#21 - JRL 2008-101 - JRL Home
RIA Novosti
May 21, 2008
Oil prices up to $130 and keep growing
MOSCOW. (RIA Novosti economic commentator Oleg Mityayev) - Oil has soared to
a mindboggling $130 per barrel, and analysts say its unimpeded growth will
continue.
This is good news for Russia, one of the largest oil exporters. However, fuel
prices are also growing here, and there are no effective mechanisms to restrain
them.
The main reason is the growing demand spurred by rapidly developing Asian
countries, despite the current economic decline in the United States.
Encouraged by high demand and the falling dollar, speculators have increased
investment in oil, gold and other commodities, creating a bubble. Investments in
these assets have grown to $235 billion from $70 billion two years ago.
On May 16, Goldman Sachs, whose oil price forecasts are almost always
correct, upgraded its oil target price for the second half of 2008 from $107 to
$141 per barrel. Early this month, its analyst Arjun N. Murti predicted that oil
prices could reach $150 to $200 per barrel over the next six to 24 months.
The bubble, which is nearly bursting, must deflate. Meanwhile, oil-exporting
countries are raking in billions of petrodollars. With prices of Urals crude
exceeding $100 per barrel this year, Russia is earning as much as $1 billion a
day from hydrocarbons exports.
Growing global oil prices are pushing up the cost of fuel in Russia.
Consumers don't care that Urals has grown by 65% over the past 12 months while
fuel prices, "only" by 20%. The growth of world oil prices is affecting Russia's
domestic fuel prices, but the connection is not direct or proportionate.
What Russian car owners cannot understand is why gasoline costs as much in
Russia, a major oil producer, as in the United States, the world's largest oil
importer. During the latest price hike in May, regular gasoline in the United
States was sold at $3.80 per gallon, which is $1, or 23.75 rubles, per liter. In
Russia, A92 regular cost 22.50 rubles and A95 premium, 23.54 rubles.
Oil is sold in Russia minus huge export duties, or 40% cheaper. Why then is
gasoline so expensive? Oil companies and analysts cannot give a reasonable
answer, and so the logical explanation is monopoly domination on the domestic
oil and gasoline markets.
The most common argument is that there are not enough refining facilities and
oil producers must make up for the losses they sustain from selling fuel oil on
the domestic market cheaply and from paying high oil export duties. Gasoline
prices in Russia are expected to rise by 20%-30% in 2008, most likely this
summer when more people drive, or by early fall. Gasoline demand usually
plummets by November, when Russian oil companies freeze prices until the next
spring.
Russian authorities wonder why prices of Urals crude are set at a discount to
Brent, oil produced in the North Sea. For more than two years now, they have
been trying to set up an oil exchange for international traders and Russian oil
sellers, in order to independently calculate the price of Urals crude. The
government believes it will be even more profitable to sell Russian oil to
western and eastern clients at this exchange than to export it.
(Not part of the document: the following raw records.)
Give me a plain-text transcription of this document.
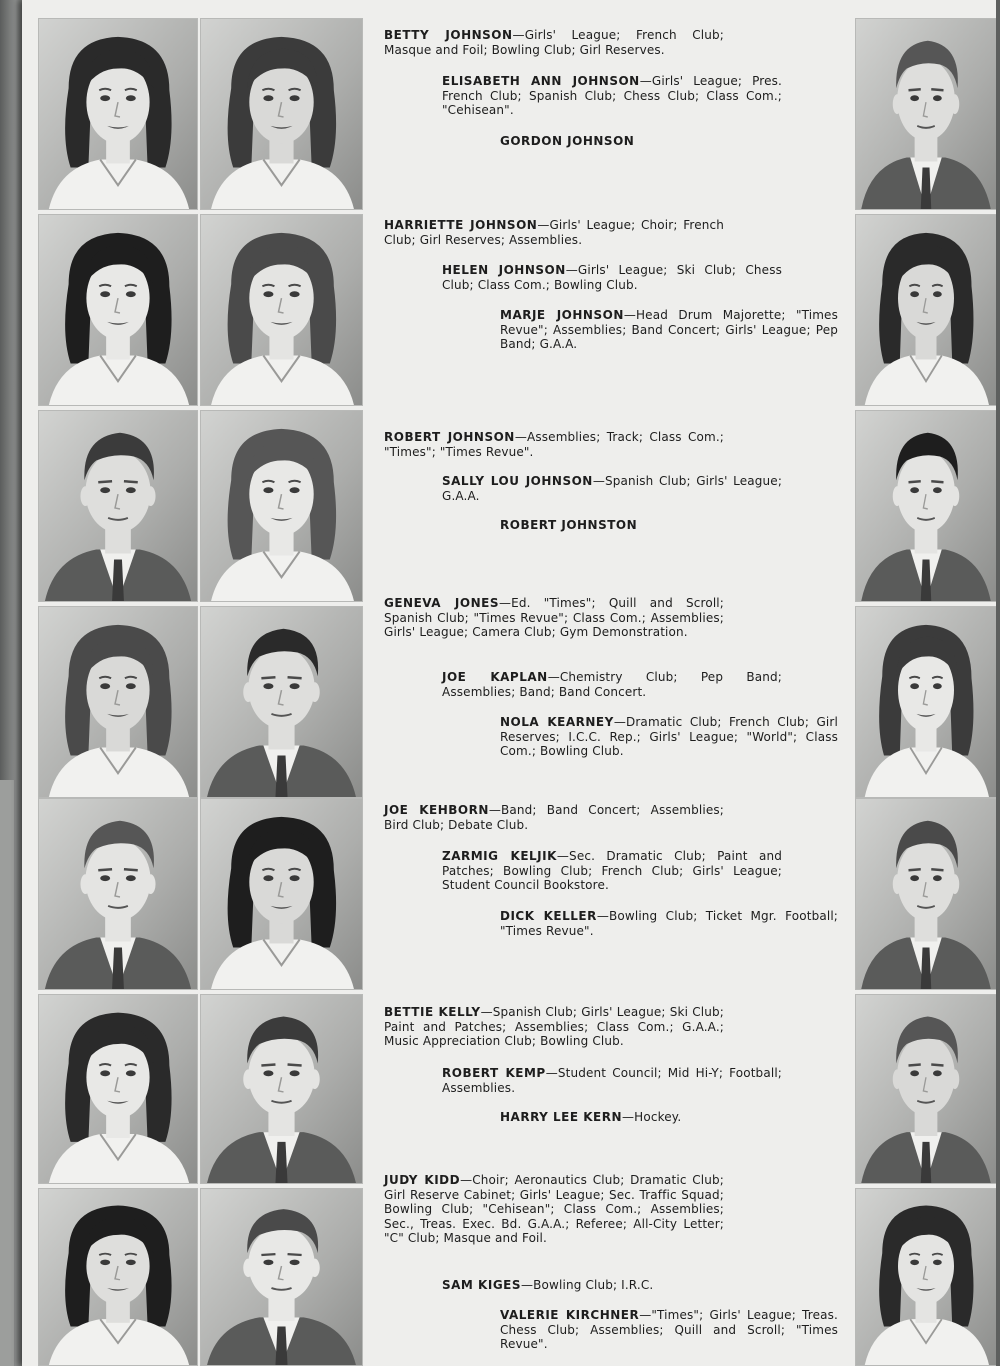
BETTY JOHNSON—Girls' League; French Club; Masque and Foil; Bowling Club; Girl Reserves.
ELISABETH ANN JOHNSON—Girls' League; Pres. French Club; Spanish Club; Chess Club; Class Com.; "Cehisean".
GORDON JOHNSON
HARRIETTE JOHNSON—Girls' League; Choir; French Club; Girl Reserves; Assemblies.
HELEN JOHNSON—Girls' League; Ski Club; Chess Club; Class Com.; Bowling Club.
MARJE JOHNSON—Head Drum Majorette; "Times Revue"; Assemblies; Band Concert; Girls' League; Pep Band; G.A.A.
ROBERT JOHNSON—Assemblies; Track; Class Com.; "Times"; "Times Revue".
SALLY LOU JOHNSON—Spanish Club; Girls' League; G.A.A.
ROBERT JOHNSTON
GENEVA JONES—Ed. "Times"; Quill and Scroll; Spanish Club; "Times Revue"; Class Com.; Assemblies; Girls' League; Camera Club; Gym Demonstration.
JOE KAPLAN—Chemistry Club; Pep Band; Assemblies; Band; Band Concert.
NOLA KEARNEY—Dramatic Club; French Club; Girl Reserves; I.C.C. Rep.; Girls' League; "World"; Class Com.; Bowling Club.
JOE KEHBORN—Band; Band Concert; Assemblies; Bird Club; Debate Club.
ZARMIG KELJIK—Sec. Dramatic Club; Paint and Patches; Bowling Club; French Club; Girls' League; Student Council Bookstore.
DICK KELLER—Bowling Club; Ticket Mgr. Football; "Times Revue".
BETTIE KELLY—Spanish Club; Girls' League; Ski Club; Paint and Patches; Assemblies; Class Com.; G.A.A.; Music Appreciation Club; Bowling Club.
ROBERT KEMP—Student Council; Mid Hi-Y; Football; Assemblies.
HARRY LEE KERN—Hockey.
JUDY KIDD—Choir; Aeronautics Club; Dramatic Club; Girl Reserve Cabinet; Girls' League; Sec. Traffic Squad; Bowling Club; "Cehisean"; Class Com.; Assemblies; Sec., Treas. Exec. Bd. G.A.A.; Referee; All-City Letter; "C" Club; Masque and Foil.
SAM KIGES—Bowling Club; I.R.C.
VALERIE KIRCHNER—"Times"; Girls' League; Treas. Chess Club; Assemblies; Quill and Scroll; "Times Revue".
But plans for an oil exchange have somehow transformed into trading in
petrochemicals. This started at the St. Petersburg exchange in early March, but
the number of transactions and their size are small.
The St. Petersburg International Commodity Exchange was set up on April 28
and is to start daily operation by the end of the year. The biggest sensation at
the opening ceremony was the statement by Vladimir Milovidov, head of the
Federal Financial Markets Service. He said the exchange would soon sell
petrochemicals on the domestic market, and that foreign players were not vital
for its operation.
The new exchange is unlikely to sell large amounts of Russian-made
petrochemicals, let alone oil. Russia may fail to introduce transparent pricing
of oil and petrochemicals because the market has long been divided between
several large vertically integrated companies, which control oil production and
refining and filling stations. They have long-term contracts and a network for
selling their output retail and wholesale, and therefore do not need the
exchange.
Ironically, liberal economists say that the situation can be changed only by
a government order to buy petrochemicals for state agencies (35% of the domestic
market) at the exchange, and to allow the state reserve fund not only to buy
commodities but also to sell them at the exchange, and therefore to influence
prices.
But there is a silver lining in this cloud. The lack of an oil exchange in
Russia is keeping domestic oil prices well below global ones. And speculators so
far cannot play with oil contracts aiming to create a bubble like the one
growing on the global commodities markets.